People choose to change their names for a variety of reasons, including marriage, divorce or to share the last name of their child. The specific method you'll need to use to change your name depends on your state of residence so consult local laws before attempting to change your name. In most states, name changes are accomplished through the State Court, Superior Court or Family Court and require a petition for name change or a court order. After your name is changed through the courts and with the relevant governmental entities, you will still need to notify your bank, mortgage holder and other financial institutions of the name change.
Many women change their names after getting married, and some men are opting to change their names too. In most states, you can file to change your name along with your marriage license. Put the new name on your marriage license. The clerk may forward the information to the Department of Motor Vehicles and Social Security Administration, or you may have to send the information to them yourself. Many states allow both men and women to change their names using this method, but some states require men to pay an extra fee and file a formal petition for name change. After your marriage, check with these two administrations to ensure your name has been changed.

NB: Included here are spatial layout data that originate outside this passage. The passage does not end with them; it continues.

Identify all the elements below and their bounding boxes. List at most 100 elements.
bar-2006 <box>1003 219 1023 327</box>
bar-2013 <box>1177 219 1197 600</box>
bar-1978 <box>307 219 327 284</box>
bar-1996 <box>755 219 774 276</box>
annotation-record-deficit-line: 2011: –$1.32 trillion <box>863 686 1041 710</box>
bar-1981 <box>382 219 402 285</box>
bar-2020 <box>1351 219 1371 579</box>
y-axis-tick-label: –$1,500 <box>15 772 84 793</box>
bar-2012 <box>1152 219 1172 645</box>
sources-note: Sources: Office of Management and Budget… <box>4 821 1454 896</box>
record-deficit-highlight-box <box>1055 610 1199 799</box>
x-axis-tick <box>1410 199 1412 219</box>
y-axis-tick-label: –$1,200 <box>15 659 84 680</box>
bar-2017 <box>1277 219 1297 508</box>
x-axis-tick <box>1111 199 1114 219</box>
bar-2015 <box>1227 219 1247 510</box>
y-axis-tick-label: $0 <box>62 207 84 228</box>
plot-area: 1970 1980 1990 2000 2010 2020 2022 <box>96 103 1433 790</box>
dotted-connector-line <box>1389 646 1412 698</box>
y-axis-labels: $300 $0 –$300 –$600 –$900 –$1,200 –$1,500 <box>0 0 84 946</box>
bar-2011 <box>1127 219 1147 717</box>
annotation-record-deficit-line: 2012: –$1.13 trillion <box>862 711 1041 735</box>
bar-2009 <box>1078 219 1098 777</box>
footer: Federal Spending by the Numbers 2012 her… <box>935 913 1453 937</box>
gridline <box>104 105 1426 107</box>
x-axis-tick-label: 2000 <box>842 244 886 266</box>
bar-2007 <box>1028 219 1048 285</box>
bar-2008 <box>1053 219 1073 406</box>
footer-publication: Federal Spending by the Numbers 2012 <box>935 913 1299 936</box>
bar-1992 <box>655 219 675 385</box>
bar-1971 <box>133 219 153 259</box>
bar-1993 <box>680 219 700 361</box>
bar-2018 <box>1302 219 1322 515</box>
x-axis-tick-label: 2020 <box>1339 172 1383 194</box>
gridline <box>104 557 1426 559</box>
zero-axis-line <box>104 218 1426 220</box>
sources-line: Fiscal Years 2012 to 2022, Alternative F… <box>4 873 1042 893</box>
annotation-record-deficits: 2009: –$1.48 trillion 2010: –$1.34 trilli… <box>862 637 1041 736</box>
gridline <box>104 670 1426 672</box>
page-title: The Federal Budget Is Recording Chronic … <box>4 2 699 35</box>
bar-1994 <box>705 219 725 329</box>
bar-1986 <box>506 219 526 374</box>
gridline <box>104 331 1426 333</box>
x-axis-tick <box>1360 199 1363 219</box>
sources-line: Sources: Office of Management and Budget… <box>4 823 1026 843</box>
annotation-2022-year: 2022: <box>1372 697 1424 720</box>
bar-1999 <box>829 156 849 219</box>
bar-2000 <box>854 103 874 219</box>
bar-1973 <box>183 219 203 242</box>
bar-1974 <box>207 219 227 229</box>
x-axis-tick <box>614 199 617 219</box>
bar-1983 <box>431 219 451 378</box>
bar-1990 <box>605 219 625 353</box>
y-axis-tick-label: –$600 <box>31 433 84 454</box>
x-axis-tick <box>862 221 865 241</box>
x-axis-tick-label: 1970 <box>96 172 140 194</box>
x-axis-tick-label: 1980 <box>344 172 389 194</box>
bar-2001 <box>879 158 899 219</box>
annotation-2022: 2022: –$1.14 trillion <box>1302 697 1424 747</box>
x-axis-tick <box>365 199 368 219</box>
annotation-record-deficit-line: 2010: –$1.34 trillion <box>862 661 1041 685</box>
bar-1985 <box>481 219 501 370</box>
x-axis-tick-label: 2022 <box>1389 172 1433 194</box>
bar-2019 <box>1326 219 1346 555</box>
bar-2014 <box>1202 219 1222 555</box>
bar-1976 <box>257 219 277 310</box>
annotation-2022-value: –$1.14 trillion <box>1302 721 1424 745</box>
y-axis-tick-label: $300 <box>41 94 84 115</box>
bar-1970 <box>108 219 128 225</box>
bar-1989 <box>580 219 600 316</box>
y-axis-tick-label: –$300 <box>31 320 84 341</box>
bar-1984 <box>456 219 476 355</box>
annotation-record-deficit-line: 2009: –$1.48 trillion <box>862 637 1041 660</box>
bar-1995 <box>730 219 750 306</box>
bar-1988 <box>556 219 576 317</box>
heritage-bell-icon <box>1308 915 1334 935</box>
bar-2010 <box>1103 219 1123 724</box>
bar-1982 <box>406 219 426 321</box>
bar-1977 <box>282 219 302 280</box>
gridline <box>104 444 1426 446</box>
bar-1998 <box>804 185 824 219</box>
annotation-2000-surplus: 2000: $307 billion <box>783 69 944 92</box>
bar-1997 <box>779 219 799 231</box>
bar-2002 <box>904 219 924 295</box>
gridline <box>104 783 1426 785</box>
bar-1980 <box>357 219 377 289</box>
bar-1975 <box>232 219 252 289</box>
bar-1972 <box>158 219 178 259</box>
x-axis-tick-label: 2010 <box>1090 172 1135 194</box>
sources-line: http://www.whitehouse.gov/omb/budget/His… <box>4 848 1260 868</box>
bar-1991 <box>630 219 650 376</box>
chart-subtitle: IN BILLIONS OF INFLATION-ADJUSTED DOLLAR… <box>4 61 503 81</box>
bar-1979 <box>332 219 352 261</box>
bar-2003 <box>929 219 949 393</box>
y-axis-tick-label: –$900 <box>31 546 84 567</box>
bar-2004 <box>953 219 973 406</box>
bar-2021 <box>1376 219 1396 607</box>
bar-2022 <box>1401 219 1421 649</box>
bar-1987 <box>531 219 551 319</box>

If you are already married and wish to change your name, you may have to file a petition for name change in the appropriate court and advertise your proposed name change in a local newspaper.
The simplest way to change your name during a divorce is to do it as part of the divorce proceedings. You or your attorney can add the request for name change to your divorce pleadings. The judge may then issue an order legally changing your name. In some states, this will be sufficient to accomplish your name change and you will only have to show the order to the DMV and Social Security Administration. In other states, you may have to file the order along with a petition for name change and then advertise your name change in a newspaper.
Minor Name Change
Some parents wish to change their child's name because of an error on the birth certificate or to reflect the child's paternity. If you have the other parent's consent and your child is less than one year old, you may be able to file a birth certificate amendment form to accomplish the name change. If you are completely changing your child's name, however, you will have to obtain permission from the other parent -- or guardians if your child has them -- and receive a judicial order to change the name. You can accomplish this by filling out a petition for name change and having all guardians sign it. Then advertise the name change in a local paper. If there are no objections to the name change, your child's name will be changed when a judge issues a name change order. If you are changing an adopted child's name to your last name, this is typically done as a part of the adoption proceedings.
Other Name Changes
Name changes in other circumstances follow the same basic procedure, but typically are not done as part of a marriage license, divorce or other judicial proceedings. File the petition for name change in the Superior or Family Court in the county where you live, then advertise the name change in a local newspaper. After the advertisement has run for a set period of time -- which can range from one week to several months -- a judge may sign an order for the name change. If someone objects to the name change, there will be a hearing. After you obtain an order for the name change, send the order to the DMV and Social Security Administration. When your name is changed with these governmental entities, the government will legally recognize your name change. However, you will still need to notify any places with which you do business -- such as doctors and health insurers -- and any people with whom you have contracts of the name change.